Until recently in Virginia, a court could label you as a habitual drunkard, making it illegal for you to possess or consume alcohol. The law even made it illegal for you to try to buy alcohol. But a ruling by a federal court could mean that the law no longer has effect.
A federal appeals court struck down the constitutionality of the habitual drunkard law. After the decision, the Virginia state attorney general told Virginia’s attorneys to not enforce the law.

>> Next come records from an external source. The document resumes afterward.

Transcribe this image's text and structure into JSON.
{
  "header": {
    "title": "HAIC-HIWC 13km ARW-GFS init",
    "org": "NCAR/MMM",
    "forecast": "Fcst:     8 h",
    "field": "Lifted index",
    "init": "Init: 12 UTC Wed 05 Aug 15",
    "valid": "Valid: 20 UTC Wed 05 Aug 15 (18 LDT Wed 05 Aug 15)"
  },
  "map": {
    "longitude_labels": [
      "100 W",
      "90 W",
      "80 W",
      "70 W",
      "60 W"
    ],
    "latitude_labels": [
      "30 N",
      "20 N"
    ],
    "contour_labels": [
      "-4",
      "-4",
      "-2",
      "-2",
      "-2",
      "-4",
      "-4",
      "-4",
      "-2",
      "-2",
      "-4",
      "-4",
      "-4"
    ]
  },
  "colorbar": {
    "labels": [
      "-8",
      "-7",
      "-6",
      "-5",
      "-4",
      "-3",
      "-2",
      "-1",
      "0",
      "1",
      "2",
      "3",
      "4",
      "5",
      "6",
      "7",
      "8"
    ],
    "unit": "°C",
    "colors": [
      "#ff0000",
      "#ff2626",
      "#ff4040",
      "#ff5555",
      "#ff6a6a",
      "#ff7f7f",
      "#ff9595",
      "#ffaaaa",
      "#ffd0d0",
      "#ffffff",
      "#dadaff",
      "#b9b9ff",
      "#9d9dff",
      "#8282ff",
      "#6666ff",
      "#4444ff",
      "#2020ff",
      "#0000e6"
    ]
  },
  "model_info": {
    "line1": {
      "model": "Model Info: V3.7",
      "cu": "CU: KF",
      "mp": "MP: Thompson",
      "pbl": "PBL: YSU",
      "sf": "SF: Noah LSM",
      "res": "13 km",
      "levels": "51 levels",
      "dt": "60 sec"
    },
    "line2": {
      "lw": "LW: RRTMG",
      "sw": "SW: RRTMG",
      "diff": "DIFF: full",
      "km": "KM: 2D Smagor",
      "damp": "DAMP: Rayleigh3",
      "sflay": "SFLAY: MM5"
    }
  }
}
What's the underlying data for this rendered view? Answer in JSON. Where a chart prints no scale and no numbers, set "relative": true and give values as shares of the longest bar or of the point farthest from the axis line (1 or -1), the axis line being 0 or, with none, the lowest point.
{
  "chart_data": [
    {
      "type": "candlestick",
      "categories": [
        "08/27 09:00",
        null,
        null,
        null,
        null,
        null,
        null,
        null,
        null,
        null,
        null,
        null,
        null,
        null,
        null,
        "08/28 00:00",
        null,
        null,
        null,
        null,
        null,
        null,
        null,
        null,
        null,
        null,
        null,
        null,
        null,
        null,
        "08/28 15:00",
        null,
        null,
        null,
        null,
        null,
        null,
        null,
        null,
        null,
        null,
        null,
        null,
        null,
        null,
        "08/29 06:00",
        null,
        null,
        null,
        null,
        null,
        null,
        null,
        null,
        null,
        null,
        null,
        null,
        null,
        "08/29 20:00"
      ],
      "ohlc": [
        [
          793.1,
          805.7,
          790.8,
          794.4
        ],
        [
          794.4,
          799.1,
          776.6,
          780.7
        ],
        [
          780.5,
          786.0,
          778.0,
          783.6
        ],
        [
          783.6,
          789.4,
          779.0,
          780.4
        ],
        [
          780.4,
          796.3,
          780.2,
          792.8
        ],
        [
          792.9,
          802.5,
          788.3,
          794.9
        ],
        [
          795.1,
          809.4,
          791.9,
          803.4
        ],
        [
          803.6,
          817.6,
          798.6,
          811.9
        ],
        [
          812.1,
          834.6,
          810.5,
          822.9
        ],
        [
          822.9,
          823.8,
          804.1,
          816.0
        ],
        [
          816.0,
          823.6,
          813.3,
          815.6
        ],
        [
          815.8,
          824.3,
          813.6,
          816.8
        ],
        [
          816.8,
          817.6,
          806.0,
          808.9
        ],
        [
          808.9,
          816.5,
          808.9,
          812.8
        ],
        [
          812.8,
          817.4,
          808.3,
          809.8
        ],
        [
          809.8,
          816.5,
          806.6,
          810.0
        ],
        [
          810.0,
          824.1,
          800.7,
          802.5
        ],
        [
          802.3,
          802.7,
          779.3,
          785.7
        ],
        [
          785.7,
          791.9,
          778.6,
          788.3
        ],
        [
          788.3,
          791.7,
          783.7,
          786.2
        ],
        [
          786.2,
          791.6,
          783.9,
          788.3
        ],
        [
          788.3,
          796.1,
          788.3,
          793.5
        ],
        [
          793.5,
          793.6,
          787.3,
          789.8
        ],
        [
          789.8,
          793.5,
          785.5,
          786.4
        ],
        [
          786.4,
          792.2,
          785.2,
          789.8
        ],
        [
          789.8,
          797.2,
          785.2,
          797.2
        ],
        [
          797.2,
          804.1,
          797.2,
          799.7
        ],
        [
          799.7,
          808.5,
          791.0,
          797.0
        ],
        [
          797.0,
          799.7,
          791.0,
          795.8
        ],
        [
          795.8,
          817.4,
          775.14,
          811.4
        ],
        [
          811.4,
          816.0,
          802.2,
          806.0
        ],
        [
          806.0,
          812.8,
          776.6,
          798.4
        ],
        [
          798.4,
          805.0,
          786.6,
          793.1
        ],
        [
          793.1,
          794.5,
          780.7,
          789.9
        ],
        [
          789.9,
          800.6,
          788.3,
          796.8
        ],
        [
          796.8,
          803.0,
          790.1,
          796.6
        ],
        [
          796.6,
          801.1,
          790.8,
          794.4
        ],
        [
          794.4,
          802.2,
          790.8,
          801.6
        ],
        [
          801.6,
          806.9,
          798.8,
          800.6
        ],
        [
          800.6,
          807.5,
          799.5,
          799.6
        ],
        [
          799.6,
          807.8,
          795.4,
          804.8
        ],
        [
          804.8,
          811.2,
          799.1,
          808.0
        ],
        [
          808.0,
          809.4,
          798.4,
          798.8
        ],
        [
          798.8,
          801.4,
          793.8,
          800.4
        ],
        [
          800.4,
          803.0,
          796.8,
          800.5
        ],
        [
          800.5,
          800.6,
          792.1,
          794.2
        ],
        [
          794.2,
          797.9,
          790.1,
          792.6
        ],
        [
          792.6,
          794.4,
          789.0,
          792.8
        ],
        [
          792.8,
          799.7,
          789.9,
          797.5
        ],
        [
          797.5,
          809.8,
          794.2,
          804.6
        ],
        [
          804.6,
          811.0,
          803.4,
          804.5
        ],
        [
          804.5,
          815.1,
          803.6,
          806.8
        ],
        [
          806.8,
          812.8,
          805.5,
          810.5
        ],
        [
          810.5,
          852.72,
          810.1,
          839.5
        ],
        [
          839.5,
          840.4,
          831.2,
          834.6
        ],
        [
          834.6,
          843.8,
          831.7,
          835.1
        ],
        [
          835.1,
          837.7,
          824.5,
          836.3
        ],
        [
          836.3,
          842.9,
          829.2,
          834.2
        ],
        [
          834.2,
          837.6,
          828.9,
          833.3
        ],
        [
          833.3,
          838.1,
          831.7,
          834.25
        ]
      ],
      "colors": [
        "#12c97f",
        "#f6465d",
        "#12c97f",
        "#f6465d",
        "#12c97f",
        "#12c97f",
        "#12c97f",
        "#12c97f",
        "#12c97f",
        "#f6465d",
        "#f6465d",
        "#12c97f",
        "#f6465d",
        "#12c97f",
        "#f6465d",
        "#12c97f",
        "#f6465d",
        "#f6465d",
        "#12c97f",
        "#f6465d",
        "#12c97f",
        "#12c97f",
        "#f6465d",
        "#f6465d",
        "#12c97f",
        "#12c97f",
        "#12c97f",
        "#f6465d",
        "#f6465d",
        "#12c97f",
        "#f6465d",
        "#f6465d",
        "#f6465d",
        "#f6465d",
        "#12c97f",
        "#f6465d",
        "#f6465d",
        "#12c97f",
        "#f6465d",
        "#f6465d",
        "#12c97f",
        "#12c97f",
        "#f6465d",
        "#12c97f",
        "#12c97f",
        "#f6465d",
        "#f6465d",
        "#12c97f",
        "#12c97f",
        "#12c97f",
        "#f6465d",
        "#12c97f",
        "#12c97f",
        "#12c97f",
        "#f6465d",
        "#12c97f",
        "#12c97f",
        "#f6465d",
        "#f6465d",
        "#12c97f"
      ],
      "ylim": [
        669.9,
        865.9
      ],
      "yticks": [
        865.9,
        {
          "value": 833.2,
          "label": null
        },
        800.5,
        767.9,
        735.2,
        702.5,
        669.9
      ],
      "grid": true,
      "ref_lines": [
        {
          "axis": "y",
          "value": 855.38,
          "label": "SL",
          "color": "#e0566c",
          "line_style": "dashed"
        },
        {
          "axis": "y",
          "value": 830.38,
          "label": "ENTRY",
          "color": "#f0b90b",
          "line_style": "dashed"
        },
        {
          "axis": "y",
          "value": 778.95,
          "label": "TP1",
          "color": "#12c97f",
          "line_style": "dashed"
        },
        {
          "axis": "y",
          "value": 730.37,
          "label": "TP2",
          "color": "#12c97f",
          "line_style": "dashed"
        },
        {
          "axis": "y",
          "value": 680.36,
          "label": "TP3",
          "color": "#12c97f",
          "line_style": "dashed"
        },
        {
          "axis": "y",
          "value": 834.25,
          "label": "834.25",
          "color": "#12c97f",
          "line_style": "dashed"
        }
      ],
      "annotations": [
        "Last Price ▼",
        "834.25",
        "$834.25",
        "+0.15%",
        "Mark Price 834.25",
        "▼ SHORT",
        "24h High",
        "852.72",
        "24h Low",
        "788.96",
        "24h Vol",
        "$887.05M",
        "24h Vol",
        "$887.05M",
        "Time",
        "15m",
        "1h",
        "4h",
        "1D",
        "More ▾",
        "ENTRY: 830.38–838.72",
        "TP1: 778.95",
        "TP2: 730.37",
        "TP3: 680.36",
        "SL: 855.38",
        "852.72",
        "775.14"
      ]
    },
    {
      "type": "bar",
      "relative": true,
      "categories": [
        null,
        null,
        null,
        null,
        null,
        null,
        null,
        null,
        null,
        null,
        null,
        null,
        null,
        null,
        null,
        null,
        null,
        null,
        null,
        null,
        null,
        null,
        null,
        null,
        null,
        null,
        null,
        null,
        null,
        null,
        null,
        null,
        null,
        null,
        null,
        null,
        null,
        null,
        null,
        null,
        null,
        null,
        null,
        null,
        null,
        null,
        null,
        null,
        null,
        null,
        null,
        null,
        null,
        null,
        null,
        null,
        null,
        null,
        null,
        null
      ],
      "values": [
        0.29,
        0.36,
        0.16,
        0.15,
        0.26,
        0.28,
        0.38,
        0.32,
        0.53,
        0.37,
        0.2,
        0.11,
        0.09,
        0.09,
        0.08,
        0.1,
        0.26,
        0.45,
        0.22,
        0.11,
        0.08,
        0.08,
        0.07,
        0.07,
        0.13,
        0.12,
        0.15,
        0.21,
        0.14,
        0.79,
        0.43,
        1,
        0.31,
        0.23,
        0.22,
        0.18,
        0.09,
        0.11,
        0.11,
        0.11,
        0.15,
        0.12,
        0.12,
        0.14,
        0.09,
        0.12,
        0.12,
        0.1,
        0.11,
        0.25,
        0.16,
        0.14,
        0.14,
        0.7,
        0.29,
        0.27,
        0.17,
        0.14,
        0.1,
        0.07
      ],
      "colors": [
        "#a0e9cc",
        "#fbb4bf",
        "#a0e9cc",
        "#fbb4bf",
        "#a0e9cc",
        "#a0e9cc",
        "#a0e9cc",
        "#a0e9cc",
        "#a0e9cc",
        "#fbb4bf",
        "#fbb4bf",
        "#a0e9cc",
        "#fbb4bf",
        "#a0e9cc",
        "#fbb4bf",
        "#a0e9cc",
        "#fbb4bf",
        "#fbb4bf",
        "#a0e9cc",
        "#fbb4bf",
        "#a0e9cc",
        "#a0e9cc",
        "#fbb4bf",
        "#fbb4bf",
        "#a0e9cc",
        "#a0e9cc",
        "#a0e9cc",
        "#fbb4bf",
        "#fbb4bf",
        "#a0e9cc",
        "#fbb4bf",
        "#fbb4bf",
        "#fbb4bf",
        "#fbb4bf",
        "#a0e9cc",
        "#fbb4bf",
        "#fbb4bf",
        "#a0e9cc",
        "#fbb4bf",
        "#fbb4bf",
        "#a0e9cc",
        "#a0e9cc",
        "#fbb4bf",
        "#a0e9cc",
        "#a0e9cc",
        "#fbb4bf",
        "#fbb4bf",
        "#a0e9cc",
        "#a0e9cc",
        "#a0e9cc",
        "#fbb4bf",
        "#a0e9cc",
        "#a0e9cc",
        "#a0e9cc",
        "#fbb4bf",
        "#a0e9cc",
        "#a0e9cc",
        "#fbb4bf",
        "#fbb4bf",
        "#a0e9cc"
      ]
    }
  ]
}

Habitual drunkard law makes alcohol possession illegal
The law allowed courts to interdict people considered habitual drunkards. The interdiction effectively made possessing or buying alcohol illegal. If the people labeled as habitual drunkards had alcohol in their possession or were buying alcohol, police could arrest them and charge them with a Class 1 misdemeanor.
Court ruled that law went against US constitution
In the majority opinion, the appellate court said that the law was unconstitutional. The law was vague in defining what “habitual drunkard” means. There were no minimum requirements for being a habitual drunkard. And even though it is a civil law, it can lead to habitual drunkards facing criminal charges.
The court also found that, since alcoholism is a disease, courts should not punish it like a criminal offense. To do so would be cruel and unusual punishment, going directly against the Constitution.
After the ruling, the Virginia state attorney general released an opinion that attorneys for the state should no longer try to have people labeled as habitual drunkards.
Removing an overly strict Virginia law
Virginia already has strict punishments for alcohol-related offenses. Public intoxication or DUIs can lead to heavy fines and possible jail time. But the federal court has recognized that possession of alcohol by someone of legal age should not be a criminal offense.